Et que préconisent les Arracheurs ? De placer des aiguilles empoisonnées dans la nourriture et de saboter les parcs d’attraction tels que le Corporama. Par ailleurs l’auteur réussi à placer le mot « pygopage » dans son roman. Les deux groupes sont donc à égalité. Pour l’éducation des lecteurs, les siamois pygopages sont des êtres engendrés par la tératologie, ou non, et qui sont réunis en un seul individu dans la région fessière. Toujours utile à savoir pour les fans de Scrabble. « Il en va avec les monstres comme les fous ; en les voyant, les gens ont l’impression d’être meilleurs qu’ils ne sont en réalité ».

Actes de sabotage du parc d’attractions, explosions, bref un certain chaos. « Quand entre l’information A et l’information Z se tendait un réseau de concomitances, d’effets et de causes, de soupçons ».

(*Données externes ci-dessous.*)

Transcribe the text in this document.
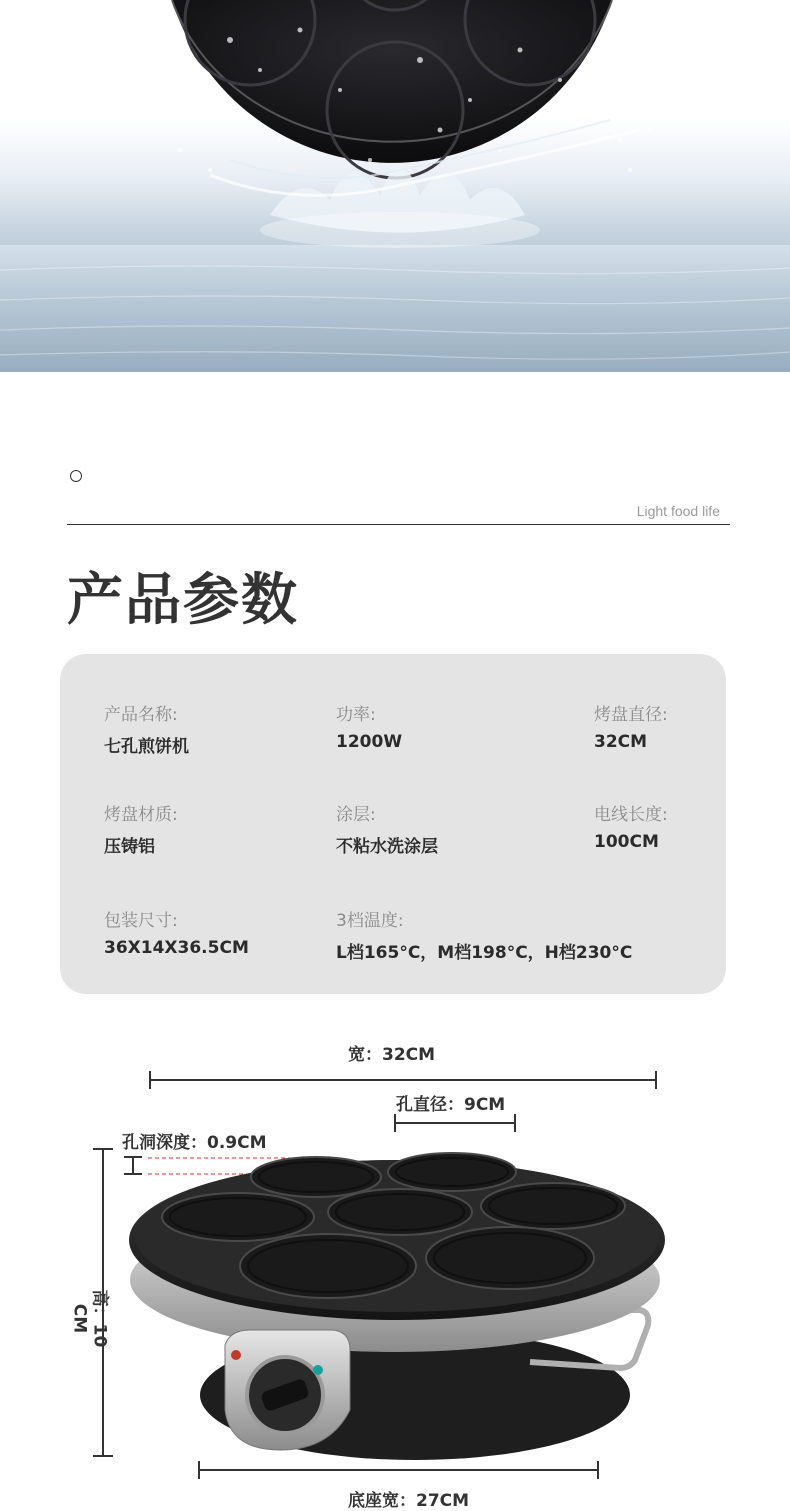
Light food life
产品参数
产品名称:
七孔煎饼机
功率:
1200W
烤盘直径:
32CM
烤盘材质:
压铸铝
涂层:
不粘水洗涂层
电线长度:
100CM
包装尺寸:
36X14X36.5CM
3档温度:
L档165°C，M档198°C，H档230°C
宽：32CM
孔直径：9CM
孔洞深度：0.9CM
高：10 CM
底座宽：27CM
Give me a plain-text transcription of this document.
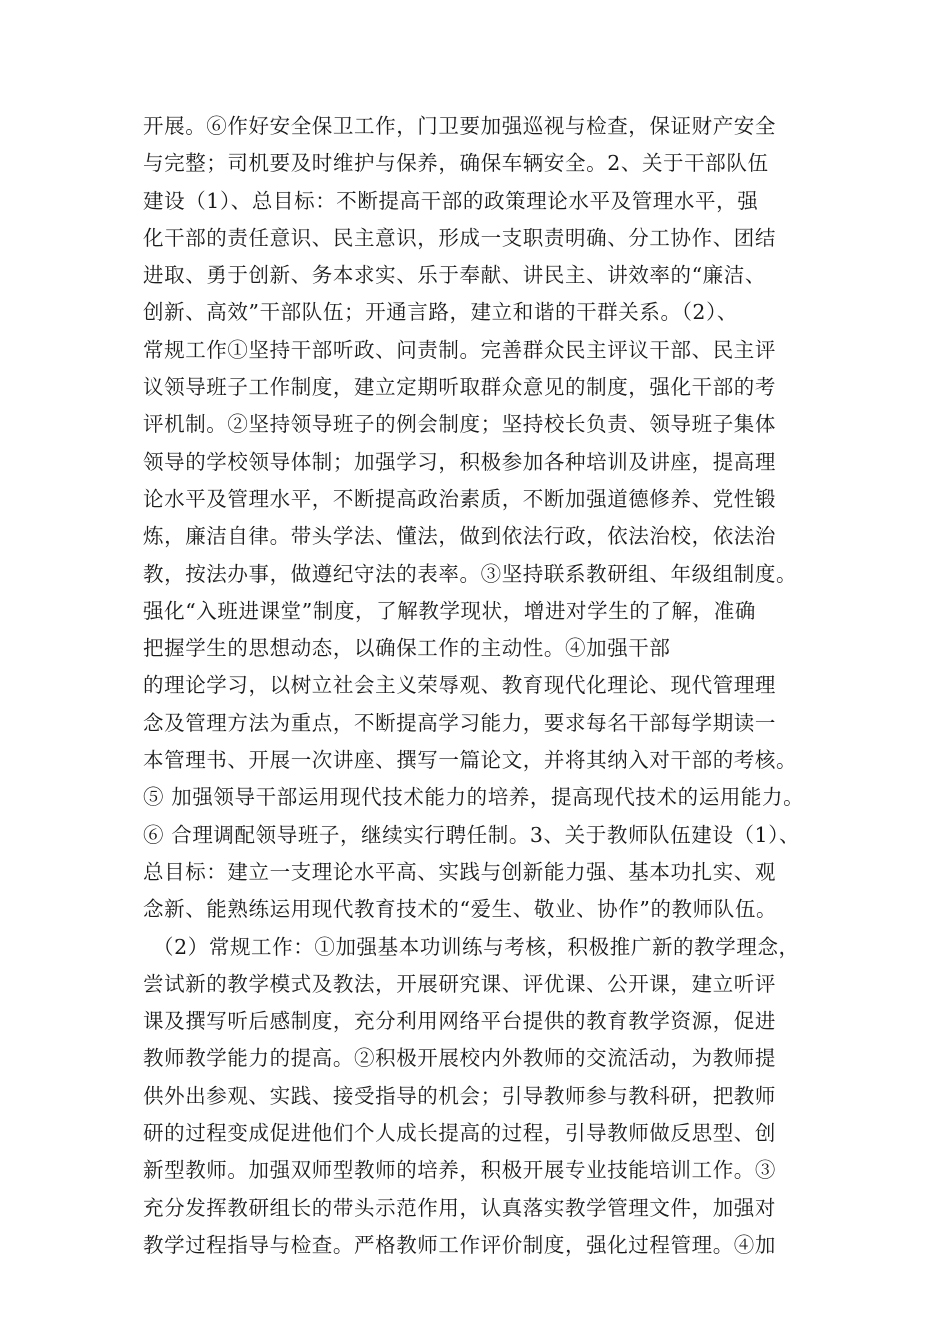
开展。⑥作好安全保卫工作，门卫要加强巡视与检查，保证财产安全
与完整；司机要及时维护与保养，确保车辆安全。2、关于干部队伍
建设（1）、总目标：不断提高干部的政策理论水平及管理水平，强
化干部的责任意识、民主意识，形成一支职责明确、分工协作、团结
进取、勇于创新、务本求实、乐于奉献、讲民主、讲效率的“廉洁、
创新、高效”干部队伍；开通言路，建立和谐的干群关系。（2）、
常规工作①坚持干部听政、问责制。完善群众民主评议干部、民主评
议领导班子工作制度，建立定期听取群众意见的制度，强化干部的考
评机制。②坚持领导班子的例会制度；坚持校长负责、领导班子集体
领导的学校领导体制；加强学习，积极参加各种培训及讲座，提高理
论水平及管理水平，不断提高政治素质，不断加强道德修养、党性锻
炼，廉洁自律。带头学法、懂法，做到依法行政，依法治校，依法治
教，按法办事，做遵纪守法的表率。③坚持联系教研组、年级组制度。
强化“入班进课堂”制度，了解教学现状，增进对学生的了解，准确
把握学生的思想动态，以确保工作的主动性。④加强干部
的理论学习，以树立社会主义荣辱观、教育现代化理论、现代管理理
念及管理方法为重点，不断提高学习能力，要求每名干部每学期读一
本管理书、开展一次讲座、撰写一篇论文，并将其纳入对干部的考核。
⑤ 加强领导干部运用现代技术能力的培养，提高现代技术的运用能力。
⑥ 合理调配领导班子，继续实行聘任制。3、关于教师队伍建设（1）、
总目标：建立一支理论水平高、实践与创新能力强、基本功扎实、观
念新、能熟练运用现代教育技术的“爱生、敬业、协作”的教师队伍。
（2）常规工作：①加强基本功训练与考核，积极推广新的教学理念，
尝试新的教学模式及教法，开展研究课、评优课、公开课，建立听评
课及撰写听后感制度，充分利用网络平台提供的教育教学资源，促进
教师教学能力的提高。②积极开展校内外教师的交流活动，为教师提
供外出参观、实践、接受指导的机会；引导教师参与教科研，把教师
研的过程变成促进他们个人成长提高的过程，引导教师做反思型、创
新型教师。加强双师型教师的培养，积极开展专业技能培训工作。③
充分发挥教研组长的带头示范作用，认真落实教学管理文件，加强对
教学过程指导与检查。严格教师工作评价制度，强化过程管理。④加
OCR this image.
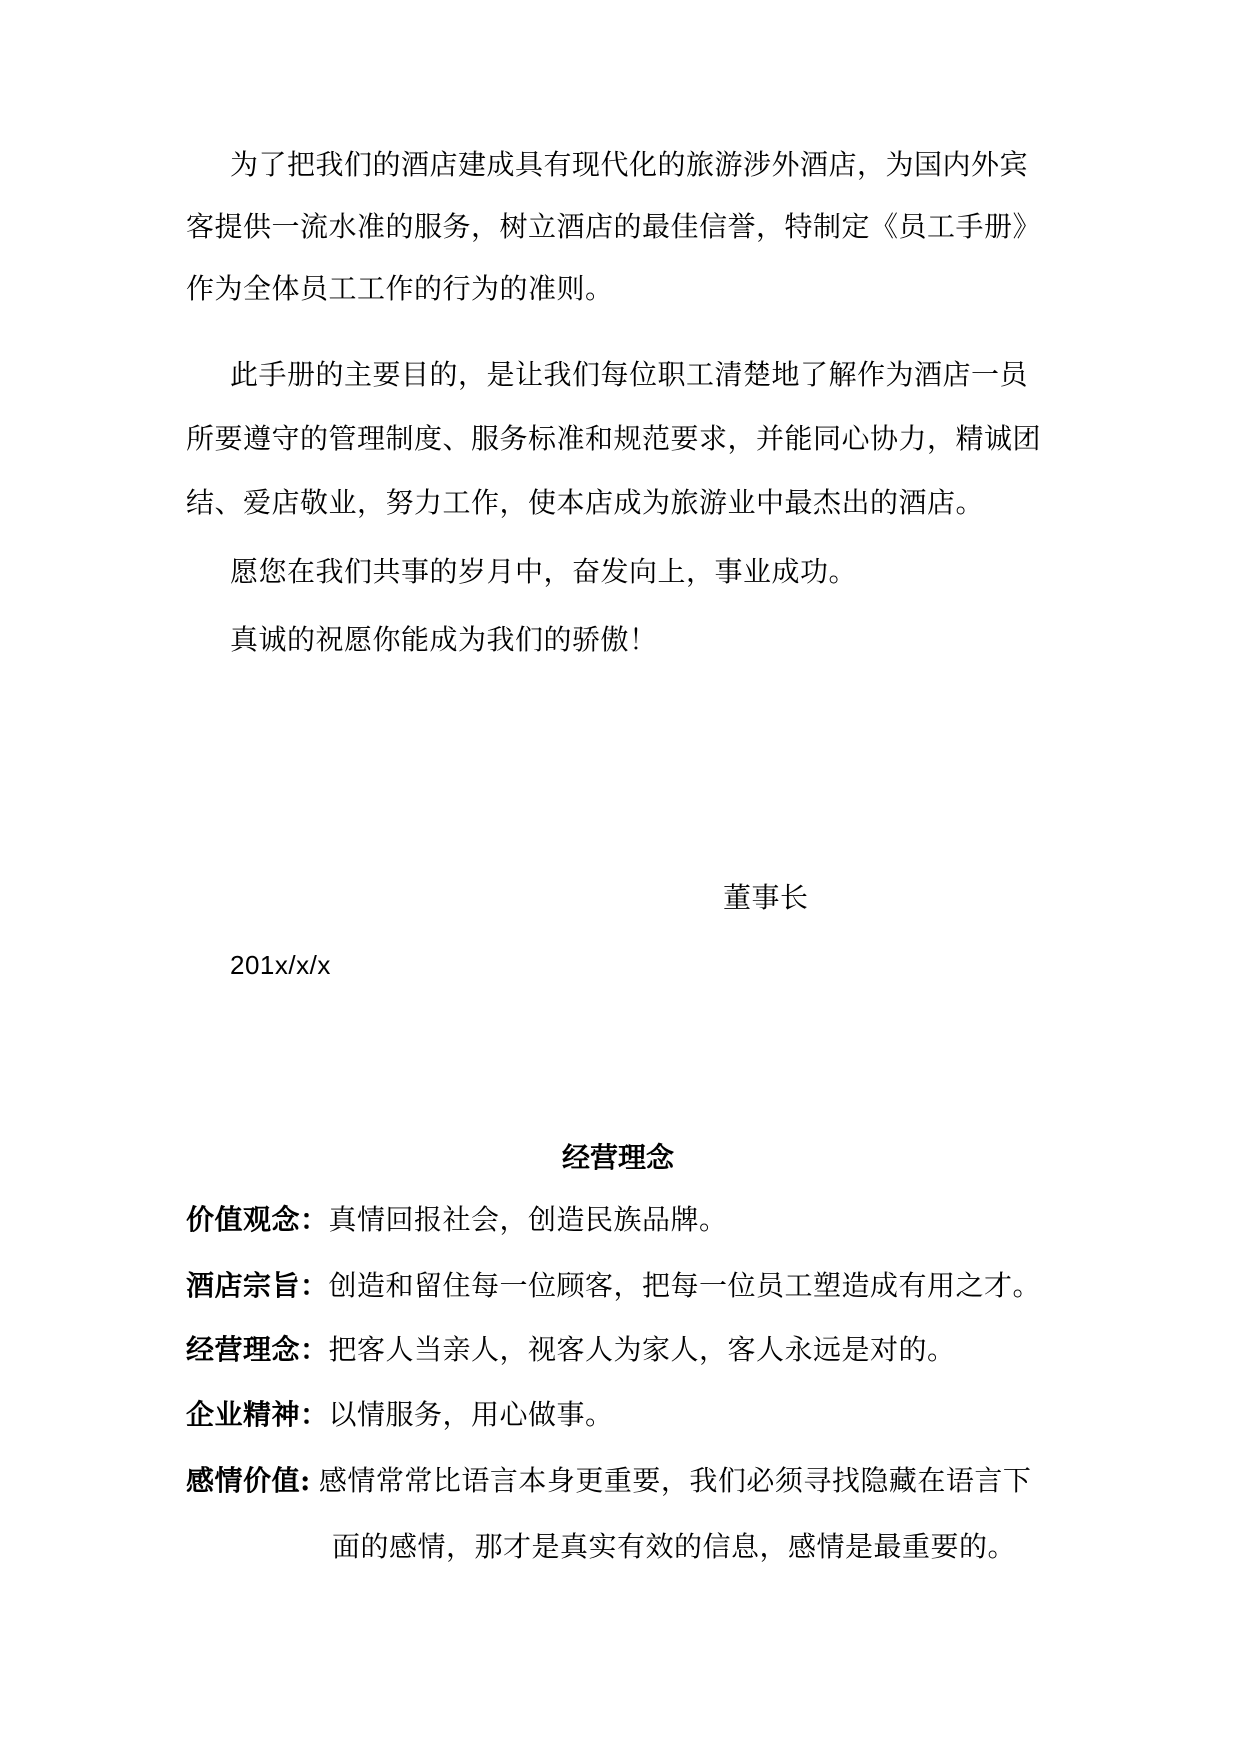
为了把我们的酒店建成具有现代化的旅游涉外酒店，为国内外宾
客提供一流水准的服务，树立酒店的最佳信誉，特制定《员工手册》
作为全体员工工作的行为的准则。
此手册的主要目的，是让我们每位职工清楚地了解作为酒店一员
所要遵守的管理制度、服务标准和规范要求，并能同心协力，精诚团
结、爱店敬业，努力工作，使本店成为旅游业中最杰出的酒店。
愿您在我们共事的岁月中，奋发向上，事业成功。
真诚的祝愿你能成为我们的骄傲！
董事长
201x/x/x
经营理念
价值观念：真情回报社会，创造民族品牌。
酒店宗旨：创造和留住每一位顾客，把每一位员工塑造成有用之才。
经营理念：把客人当亲人，视客人为家人，客人永远是对的。
企业精神：以情服务，用心做事。
感情价值: 感情常常比语言本身更重要，我们必须寻找隐藏在语言下
面的感情，那才是真实有效的信息，感情是最重要的。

Et on en arrive à la dernière partie « Parents sans enfants », la plus courte, une quarantaine de pages. Mais où l’on retrouve les personnages, Manilla, Olsen et Gudesteiz, Mortenblau, le Cinquième homme, alors qu‘ils sont six. Avec ce paragraphe, dans une police différente. « Le mal trouve sa justification dans son inexistence. Le mal n’a pas besoin de preuve ontologique, ni de réduction à l’absurde, ni de foi ni de prophètes. Le mal est sa propre expectative / Ma vie m’a appris que c’est le bien qui a besoin de justification. C’est le bien qui demande un pourquoi, une cause, un motif. C’est le bien qui, en fait, constitue la plus profonde des énigmes ». On dirait un extrait du catéchisme révolutionnaire.

Bref, un petit roman, bien ficelé, pas toujours clair dans qui est qui et qui fait quoi, mais agréable à lire.